Community-scale growers often prioritize long-term values over profit. Leaving room on the edges of fields encourages pollinator habitat and ecosystem health, but reduces harvest volume. Pasture-raised animals have room to roam, but are fewer in number. Lower production volume means fewer distribution options and fewer potential customers.
This is where farmers markets shine. Farmers markets are a direct manifestation of the local food system, made up of local farmers, ranchers, food artisans and the community, all of whom have a shared enthusiasm for food with integrity.
Most often, they are a community’s largest access point to the local food system. They create distribution efficiencies for local growers and connect tens of thousands of customers with local businesses. They help bridge the rural-urban divide by directly connecting rural farmers to urban customers.
In 2019, farmers and ranchers at Colorado’s largest market organization, Boulder County Farmers Markets, collectively sold over $5 million in local farm products. Half of this went back to rural communities, and $350,000 of the sales directly benefited low-income residents via the Supplemental Nutrition Assistance Program (SNAP) and the Special Supplemental Nutrition Program for Women, Infants, and Children (WIC).
In total, the five markets in our organization recorded 350,000 visits during the year. Each one of these visits strengthened the bond between growers and the community they serve. Each of these visits strengthened local farms, the local food system, and local economies.
This same activity is repeated at each of the more than 100 farmers markets serving communities across the state.
COVID-19 brought a stark reminder of what we stand to lose. Across Colorado, farmers market openings were delayed last year because they are typically deemed “events” that often were restricted.
As a critical access point to millions of pounds of locally grown produce and meats, farmers markets are essential. Without them, the local food system is at risk.
Fortunately, because of support from the Colorado Farmers Market Association, Gov. Jared Polis and the Colorado Department of Public Health & Environment cleared markets to open in late March 2020 – with restrictions. The procedures necessary to ensure public safety resulted in fewer vendors, fewer customers, and increased operating complexity.
The outcomes have been uniform and alarming. In a recent nationwide survey conducted by the Farmers Market Coalition, a national market support and advocacy group, 74% of farmers markets indicated their incomes were lowered because of COVID-19, and 93% reported higher costs.
Industry trackers indicate many farmers markets across the country may not reopen this year. If so, local growers will stand to lose access to thousands of customers – reducing revenue and straining already razor-thin margins.

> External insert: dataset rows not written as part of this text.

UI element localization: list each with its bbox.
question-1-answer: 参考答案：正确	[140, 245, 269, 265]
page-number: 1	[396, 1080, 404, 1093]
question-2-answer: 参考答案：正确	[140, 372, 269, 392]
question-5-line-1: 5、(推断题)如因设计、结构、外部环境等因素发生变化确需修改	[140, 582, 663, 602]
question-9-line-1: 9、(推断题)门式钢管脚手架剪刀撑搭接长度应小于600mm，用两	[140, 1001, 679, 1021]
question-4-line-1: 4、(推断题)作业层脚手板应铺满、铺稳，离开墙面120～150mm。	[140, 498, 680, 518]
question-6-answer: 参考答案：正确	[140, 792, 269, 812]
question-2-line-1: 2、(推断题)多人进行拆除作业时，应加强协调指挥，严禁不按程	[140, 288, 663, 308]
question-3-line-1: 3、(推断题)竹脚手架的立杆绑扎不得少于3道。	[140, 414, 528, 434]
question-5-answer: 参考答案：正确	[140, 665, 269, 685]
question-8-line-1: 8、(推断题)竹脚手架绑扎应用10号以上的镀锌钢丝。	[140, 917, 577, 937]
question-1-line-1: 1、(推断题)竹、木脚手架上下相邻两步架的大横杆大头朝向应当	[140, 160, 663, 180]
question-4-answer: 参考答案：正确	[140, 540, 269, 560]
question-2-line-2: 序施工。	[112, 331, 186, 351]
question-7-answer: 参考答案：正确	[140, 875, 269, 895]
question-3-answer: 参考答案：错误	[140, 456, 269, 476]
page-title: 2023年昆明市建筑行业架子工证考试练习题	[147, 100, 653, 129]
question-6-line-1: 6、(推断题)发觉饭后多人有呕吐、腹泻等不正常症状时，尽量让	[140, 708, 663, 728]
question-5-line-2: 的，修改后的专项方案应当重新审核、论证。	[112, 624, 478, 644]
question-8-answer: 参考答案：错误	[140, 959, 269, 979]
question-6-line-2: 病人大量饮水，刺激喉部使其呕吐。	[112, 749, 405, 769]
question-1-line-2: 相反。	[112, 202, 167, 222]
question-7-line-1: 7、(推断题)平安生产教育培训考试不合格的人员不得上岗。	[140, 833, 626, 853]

In addition to further eroding the fabric of rural communities, their struggle increases our dependence on the industrial food system, with fewer choices and less access to high-quality nutritious products.
Last year taught us the importance of a healthy local food system. With your continued participation, farmers markets across Colorado can continue to support the local food system and will serve Colorado communities well into the future.
Brian Coppom is the executive director of the Boulder County Farmers Markets.